The poet cannot live in harmony with the world. Poetry always goes against the current. At least good poetry is always at odds with the rules and also with the absurdity of routine. That is why it is written, that is why it is said. In this case language may be in disharmony with the world, but the equivocal signals of a certain obscure experimentation bring nothing new either to poetry or to the world. The world is already in chaos, and poetry does not pretend to change anything or to be revolutionary, but to write and write like an unhinged lizard. There Blake, Alda Merini, Quasimodo.

-You have published abroad, you live in the U.S. Do you think your poetry seeks to respond to a specific spatial-temporal reality, or to something deeper, more elemental within man?

-I write poetry on the move. I am always moving, even in the neighbourhood that is not my neighbourhood. Space is always temporary, especially in a person who travels, and doesn’t have a sweet home anywhere. My ideal space for several months is the university where I am a professor, for example. The home, the house happens in every place where one writes. I create my own imaginary in each city or in the houses where I have lived. It’s something deeper. Now I answer your questions near a seawall, near the sea which is the same all over the earth.

-What is your conception of evil?

-Evil is doing the opposite of what your good heart dictates. The heart is always right. Evil is that huge stone that you find on the road, which a human being has put there to make you fall. Stones are to be avoided. Sometimes I would like to think like Leibniz who says that good is more abundant than evil, because we live in the best of all worlds. But evil is there with the poison of selfishness, tradition, envy and rancour. Evil does not let you write well. Therefore, it is better to open the windows wide, and write without religion, always listening to the song of your good heart. To paraphrase the opposite of John Milton’s Paradise Lost, I would say: it is better to reign in peace on earth than to serve in hell. Hell is a symbol, it is to live without flowers on your desk.

-Living in Peru in particular, one cannot help but think of the evils that we as a society have normalised. Corruption, lies, crime: how do you, as a poet, deal with these evils that are so earthly, but to a certain extent so much a part of man?
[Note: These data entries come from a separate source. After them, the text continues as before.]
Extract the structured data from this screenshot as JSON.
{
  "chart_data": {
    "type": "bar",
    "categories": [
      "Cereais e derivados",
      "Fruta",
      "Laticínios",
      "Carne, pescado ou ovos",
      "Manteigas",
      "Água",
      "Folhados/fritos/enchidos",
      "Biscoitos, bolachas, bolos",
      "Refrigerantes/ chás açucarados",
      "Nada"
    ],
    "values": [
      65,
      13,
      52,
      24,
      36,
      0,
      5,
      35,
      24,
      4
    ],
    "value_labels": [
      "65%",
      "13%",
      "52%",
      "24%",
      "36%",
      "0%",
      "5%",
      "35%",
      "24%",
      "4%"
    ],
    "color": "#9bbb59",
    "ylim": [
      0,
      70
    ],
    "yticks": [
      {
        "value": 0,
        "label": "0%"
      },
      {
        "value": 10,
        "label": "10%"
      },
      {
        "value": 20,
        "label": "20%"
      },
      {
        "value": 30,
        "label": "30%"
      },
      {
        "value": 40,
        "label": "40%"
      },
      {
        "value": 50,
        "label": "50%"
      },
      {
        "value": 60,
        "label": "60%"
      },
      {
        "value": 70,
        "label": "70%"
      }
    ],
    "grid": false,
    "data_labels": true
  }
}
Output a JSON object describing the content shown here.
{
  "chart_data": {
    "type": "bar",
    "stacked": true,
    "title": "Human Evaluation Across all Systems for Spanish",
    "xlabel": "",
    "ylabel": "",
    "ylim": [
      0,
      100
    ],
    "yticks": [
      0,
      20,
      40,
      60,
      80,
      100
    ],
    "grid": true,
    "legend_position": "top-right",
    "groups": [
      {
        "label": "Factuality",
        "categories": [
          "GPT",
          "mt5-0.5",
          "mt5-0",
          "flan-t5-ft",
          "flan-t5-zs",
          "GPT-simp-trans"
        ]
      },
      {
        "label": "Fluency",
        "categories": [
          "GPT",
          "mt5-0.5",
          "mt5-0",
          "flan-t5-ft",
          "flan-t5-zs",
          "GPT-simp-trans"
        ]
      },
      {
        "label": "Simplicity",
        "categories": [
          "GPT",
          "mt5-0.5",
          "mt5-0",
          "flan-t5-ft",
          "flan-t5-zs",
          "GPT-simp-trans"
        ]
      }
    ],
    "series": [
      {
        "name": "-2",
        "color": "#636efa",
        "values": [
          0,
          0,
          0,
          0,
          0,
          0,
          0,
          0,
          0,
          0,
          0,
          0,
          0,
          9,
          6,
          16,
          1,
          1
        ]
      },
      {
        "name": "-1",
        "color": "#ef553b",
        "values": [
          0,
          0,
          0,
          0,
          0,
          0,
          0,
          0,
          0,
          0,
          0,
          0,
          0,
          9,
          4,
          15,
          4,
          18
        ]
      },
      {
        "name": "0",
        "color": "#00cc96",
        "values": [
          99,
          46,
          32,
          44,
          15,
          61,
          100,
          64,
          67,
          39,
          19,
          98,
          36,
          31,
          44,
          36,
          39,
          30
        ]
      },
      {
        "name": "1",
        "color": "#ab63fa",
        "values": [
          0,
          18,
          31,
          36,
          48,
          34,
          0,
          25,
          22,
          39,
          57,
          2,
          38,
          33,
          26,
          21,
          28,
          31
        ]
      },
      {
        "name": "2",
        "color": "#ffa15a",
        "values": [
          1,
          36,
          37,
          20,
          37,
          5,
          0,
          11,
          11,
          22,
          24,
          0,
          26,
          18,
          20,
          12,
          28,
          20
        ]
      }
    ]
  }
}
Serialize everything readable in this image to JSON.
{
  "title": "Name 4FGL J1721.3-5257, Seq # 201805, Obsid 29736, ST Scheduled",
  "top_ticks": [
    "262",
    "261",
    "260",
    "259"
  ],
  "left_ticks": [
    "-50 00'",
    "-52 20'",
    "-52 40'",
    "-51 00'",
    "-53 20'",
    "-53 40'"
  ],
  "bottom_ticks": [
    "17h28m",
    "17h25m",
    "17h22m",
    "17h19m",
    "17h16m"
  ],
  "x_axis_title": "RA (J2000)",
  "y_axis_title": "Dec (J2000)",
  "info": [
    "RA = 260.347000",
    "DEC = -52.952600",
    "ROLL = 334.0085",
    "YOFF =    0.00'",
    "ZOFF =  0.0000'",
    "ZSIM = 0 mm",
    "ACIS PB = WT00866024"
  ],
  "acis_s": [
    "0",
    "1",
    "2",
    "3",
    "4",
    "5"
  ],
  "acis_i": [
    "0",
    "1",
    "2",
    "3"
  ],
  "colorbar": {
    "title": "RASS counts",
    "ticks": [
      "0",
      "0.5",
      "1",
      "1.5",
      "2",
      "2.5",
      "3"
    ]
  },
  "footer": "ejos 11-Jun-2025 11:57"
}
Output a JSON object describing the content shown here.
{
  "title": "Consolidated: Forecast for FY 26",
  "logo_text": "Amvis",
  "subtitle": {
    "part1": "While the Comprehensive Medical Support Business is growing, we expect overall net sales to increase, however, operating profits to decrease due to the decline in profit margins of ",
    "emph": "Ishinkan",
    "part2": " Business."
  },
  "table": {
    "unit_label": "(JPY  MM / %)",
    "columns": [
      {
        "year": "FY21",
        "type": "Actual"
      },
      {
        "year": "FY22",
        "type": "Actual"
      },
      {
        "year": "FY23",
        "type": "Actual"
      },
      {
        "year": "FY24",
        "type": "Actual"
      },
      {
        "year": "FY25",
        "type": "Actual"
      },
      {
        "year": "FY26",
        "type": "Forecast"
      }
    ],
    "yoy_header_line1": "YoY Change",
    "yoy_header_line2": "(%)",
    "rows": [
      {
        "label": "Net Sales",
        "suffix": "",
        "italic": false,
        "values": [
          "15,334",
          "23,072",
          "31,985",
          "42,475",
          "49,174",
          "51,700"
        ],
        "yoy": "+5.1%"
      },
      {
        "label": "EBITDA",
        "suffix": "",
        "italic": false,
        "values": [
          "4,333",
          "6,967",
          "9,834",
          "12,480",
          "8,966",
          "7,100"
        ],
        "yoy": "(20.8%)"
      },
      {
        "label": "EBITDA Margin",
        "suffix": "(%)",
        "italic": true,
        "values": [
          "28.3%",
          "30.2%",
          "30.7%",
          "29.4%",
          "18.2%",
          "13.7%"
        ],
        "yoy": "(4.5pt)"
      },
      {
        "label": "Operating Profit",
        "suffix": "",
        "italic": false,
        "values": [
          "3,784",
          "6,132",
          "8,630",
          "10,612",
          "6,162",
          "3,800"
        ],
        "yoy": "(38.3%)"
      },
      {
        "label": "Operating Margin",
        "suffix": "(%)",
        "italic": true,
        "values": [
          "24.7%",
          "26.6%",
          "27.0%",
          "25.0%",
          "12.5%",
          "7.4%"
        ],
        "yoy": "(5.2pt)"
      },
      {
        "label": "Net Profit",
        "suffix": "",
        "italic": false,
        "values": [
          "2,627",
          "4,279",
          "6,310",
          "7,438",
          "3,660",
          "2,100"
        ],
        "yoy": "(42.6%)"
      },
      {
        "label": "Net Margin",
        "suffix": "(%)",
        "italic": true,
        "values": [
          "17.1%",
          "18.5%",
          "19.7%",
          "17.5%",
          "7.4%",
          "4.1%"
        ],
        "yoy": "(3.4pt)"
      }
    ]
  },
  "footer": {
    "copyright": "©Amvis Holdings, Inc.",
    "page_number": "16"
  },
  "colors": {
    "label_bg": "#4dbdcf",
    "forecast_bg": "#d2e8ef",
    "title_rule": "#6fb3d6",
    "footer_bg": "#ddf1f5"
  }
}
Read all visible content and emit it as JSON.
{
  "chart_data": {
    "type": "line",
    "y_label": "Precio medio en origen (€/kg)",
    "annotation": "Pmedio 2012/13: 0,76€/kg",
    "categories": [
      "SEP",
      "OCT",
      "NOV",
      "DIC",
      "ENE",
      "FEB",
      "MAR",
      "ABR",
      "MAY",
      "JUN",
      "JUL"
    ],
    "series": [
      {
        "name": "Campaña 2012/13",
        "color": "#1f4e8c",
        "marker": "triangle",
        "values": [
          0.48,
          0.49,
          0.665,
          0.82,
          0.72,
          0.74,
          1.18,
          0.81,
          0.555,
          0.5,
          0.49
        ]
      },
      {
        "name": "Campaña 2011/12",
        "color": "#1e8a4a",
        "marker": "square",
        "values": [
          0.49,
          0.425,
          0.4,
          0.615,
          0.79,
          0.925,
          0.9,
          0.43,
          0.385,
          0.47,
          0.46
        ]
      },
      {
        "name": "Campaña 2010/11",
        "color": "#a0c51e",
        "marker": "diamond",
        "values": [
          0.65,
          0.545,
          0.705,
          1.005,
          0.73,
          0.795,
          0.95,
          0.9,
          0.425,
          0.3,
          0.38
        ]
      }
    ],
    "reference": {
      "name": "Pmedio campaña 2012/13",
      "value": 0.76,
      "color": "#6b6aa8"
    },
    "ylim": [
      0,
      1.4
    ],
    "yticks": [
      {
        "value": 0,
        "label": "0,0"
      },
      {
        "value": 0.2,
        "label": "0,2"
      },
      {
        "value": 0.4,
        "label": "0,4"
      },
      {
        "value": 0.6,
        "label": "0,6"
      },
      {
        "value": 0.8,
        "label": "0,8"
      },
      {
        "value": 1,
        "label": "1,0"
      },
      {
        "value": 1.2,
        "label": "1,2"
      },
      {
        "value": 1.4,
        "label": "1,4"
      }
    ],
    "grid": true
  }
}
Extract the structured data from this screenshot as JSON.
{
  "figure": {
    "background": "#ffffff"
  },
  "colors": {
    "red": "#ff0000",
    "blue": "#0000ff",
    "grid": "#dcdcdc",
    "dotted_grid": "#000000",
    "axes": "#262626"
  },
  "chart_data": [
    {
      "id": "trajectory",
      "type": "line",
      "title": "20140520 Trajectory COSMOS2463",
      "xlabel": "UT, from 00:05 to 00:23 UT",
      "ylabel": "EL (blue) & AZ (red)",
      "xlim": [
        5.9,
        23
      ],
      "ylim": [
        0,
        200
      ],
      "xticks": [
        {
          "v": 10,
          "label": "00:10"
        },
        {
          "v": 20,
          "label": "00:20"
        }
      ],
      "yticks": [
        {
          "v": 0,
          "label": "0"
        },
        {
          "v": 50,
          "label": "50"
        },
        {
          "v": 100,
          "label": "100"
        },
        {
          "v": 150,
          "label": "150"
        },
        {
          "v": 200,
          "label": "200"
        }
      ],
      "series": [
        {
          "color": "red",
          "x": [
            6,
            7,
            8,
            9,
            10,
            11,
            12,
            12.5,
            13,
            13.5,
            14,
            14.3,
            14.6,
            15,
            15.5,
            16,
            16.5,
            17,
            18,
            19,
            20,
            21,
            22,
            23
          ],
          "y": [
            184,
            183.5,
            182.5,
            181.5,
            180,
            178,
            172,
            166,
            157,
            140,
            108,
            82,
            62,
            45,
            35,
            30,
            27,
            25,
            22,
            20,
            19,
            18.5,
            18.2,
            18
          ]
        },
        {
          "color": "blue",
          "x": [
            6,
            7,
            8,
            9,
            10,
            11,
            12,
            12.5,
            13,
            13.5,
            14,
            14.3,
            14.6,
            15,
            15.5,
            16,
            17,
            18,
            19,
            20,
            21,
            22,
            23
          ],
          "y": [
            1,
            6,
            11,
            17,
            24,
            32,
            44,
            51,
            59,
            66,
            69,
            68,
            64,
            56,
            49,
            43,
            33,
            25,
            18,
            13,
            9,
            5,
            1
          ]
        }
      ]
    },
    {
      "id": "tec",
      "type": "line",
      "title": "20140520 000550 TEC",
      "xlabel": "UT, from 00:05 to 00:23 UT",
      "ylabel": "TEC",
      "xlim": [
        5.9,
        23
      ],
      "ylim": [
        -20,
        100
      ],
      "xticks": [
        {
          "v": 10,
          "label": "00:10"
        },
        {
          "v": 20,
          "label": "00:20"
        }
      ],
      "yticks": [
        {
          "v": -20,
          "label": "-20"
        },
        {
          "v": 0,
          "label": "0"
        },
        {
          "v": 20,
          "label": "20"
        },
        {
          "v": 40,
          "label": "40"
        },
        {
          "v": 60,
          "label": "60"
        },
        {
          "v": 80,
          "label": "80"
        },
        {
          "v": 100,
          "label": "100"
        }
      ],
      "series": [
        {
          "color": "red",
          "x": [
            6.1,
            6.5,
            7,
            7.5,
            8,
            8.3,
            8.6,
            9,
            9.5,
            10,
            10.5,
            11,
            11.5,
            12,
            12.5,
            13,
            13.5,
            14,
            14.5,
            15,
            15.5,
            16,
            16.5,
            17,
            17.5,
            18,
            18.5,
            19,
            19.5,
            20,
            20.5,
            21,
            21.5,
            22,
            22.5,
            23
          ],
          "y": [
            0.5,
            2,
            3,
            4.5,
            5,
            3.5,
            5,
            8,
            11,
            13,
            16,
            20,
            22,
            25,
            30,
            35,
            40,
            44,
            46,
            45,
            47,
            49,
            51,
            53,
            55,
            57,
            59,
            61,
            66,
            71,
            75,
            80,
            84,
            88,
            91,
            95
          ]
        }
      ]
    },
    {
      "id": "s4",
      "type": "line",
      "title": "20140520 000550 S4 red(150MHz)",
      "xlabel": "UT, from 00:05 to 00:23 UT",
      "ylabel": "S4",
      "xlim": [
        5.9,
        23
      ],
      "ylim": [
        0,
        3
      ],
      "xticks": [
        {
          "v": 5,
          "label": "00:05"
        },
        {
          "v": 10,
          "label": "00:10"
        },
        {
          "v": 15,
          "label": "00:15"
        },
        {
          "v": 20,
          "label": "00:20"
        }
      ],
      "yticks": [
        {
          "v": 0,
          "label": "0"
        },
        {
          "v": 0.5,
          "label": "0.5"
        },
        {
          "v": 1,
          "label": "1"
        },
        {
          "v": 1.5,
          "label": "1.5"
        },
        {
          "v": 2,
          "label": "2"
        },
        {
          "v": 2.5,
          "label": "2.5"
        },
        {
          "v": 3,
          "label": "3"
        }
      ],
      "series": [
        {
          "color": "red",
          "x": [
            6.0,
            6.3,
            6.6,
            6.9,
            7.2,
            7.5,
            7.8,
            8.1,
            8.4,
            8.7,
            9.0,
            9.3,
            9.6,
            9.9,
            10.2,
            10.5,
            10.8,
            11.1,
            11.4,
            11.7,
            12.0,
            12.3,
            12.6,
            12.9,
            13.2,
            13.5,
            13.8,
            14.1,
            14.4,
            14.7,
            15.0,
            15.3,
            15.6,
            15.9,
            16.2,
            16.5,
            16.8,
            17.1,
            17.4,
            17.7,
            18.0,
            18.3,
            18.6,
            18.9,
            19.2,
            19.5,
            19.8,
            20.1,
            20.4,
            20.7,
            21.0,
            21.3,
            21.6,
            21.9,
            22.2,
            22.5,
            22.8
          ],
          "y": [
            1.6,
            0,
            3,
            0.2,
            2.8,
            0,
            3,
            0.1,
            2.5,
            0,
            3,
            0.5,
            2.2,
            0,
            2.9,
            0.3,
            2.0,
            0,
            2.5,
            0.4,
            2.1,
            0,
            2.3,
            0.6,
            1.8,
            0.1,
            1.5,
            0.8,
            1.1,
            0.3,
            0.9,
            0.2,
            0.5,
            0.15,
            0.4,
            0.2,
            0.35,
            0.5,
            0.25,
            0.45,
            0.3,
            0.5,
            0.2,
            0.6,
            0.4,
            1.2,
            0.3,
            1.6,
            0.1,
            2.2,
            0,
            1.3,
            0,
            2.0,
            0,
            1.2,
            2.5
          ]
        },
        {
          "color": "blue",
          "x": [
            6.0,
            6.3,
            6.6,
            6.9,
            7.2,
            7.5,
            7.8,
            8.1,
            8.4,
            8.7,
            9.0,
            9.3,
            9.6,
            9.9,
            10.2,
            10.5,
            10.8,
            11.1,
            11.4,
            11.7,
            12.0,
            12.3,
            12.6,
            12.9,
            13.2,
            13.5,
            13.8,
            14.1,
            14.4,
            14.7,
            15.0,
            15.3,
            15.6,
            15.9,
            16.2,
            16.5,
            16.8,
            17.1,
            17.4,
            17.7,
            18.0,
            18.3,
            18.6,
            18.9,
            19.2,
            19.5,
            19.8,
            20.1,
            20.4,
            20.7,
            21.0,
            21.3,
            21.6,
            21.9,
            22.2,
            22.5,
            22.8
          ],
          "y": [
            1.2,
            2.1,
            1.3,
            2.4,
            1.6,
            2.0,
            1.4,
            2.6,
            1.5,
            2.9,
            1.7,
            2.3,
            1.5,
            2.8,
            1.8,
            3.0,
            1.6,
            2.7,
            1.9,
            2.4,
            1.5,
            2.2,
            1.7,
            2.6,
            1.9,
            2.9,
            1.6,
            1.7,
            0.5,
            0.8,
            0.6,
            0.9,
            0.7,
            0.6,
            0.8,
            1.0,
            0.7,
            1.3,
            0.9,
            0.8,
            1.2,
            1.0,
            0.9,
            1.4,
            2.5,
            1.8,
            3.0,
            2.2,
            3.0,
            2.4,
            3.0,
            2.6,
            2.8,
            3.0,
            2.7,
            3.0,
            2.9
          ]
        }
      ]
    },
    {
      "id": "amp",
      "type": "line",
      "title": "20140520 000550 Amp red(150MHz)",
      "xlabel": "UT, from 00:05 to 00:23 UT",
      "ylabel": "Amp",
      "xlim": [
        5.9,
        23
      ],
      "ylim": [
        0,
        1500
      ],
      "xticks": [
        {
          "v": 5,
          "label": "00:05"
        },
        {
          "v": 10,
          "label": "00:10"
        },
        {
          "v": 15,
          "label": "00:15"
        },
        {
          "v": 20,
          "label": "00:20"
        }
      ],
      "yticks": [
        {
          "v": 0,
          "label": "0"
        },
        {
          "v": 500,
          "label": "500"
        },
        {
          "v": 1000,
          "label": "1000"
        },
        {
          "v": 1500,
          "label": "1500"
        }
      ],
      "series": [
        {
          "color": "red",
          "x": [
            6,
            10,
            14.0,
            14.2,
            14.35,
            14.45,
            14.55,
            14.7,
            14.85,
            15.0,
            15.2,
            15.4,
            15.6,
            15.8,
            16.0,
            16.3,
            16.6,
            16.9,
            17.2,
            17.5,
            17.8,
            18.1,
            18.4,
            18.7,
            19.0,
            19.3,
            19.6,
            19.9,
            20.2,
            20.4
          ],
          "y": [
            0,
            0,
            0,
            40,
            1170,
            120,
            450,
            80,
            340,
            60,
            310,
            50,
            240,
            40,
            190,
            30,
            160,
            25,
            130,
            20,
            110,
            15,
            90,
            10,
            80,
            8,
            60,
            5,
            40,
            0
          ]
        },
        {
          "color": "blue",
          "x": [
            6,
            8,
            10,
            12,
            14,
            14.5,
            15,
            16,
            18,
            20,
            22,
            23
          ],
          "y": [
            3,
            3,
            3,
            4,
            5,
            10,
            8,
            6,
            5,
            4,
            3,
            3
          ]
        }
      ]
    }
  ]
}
-Poetry is celestial but also terrestrial, it is on the road, in the streets and also in the forest and in the sky. It encompasses everything. Corruption in Peru is nothing new, it dates back to the time of independence. Peru is living in an era of uncertainty and death, nobody knows what might happen, but people sense it. Crime advances with death by the hand every day, and corruption reaches – since political independence – its maximum splendour before the unwary eyes of all Peruvians. As a poet I have to say what I think, I have the right as a human being and as a Peruvian citizen to express my disagreement with the current government and its entire cabinet. Peru, the conscious Peruvians do not want to return to the life we had during the terror of the Shining Path, nor to suffer the consequences of a disastrous economic policy that closes Peru to international markets.


*Miguel Ángel Zapata has published books of poetry, literary essays, critical editions, notes on contemporary art, anthologies and translations of American poetry. He is considered one of the most original poets of his generation in Latin America. In poetry, his most outstanding works are: Los canales de piedra. Antología mínima (Valencia, Venezuela: Universidad de Carabobo, 2008), Un pino me habla de la lluvia (Lima, 2007), Iguana (Lima, 2006), Los muslos sobre la grama (Buenos Aires, 2005), A Sparrow in the House of Seven Patios (New York, 2005) (first edition of his poems translated into English by Suzanne Jill Levine, Anthony Seidman and Rose Shapiro), Cuervos (Mexico, 2003), El cielo que me escribe (Lima, 2005-Mexico, 2002), Escribir bajo el polvo (Lima, 2000), Lumbre de la letra (Lima, 1997), Poemas para violín y orquesta (Mexico, 1991), Imágenes los juegos (Lima, 1987), among others. His literary criticism includes: Vapor transatlántico.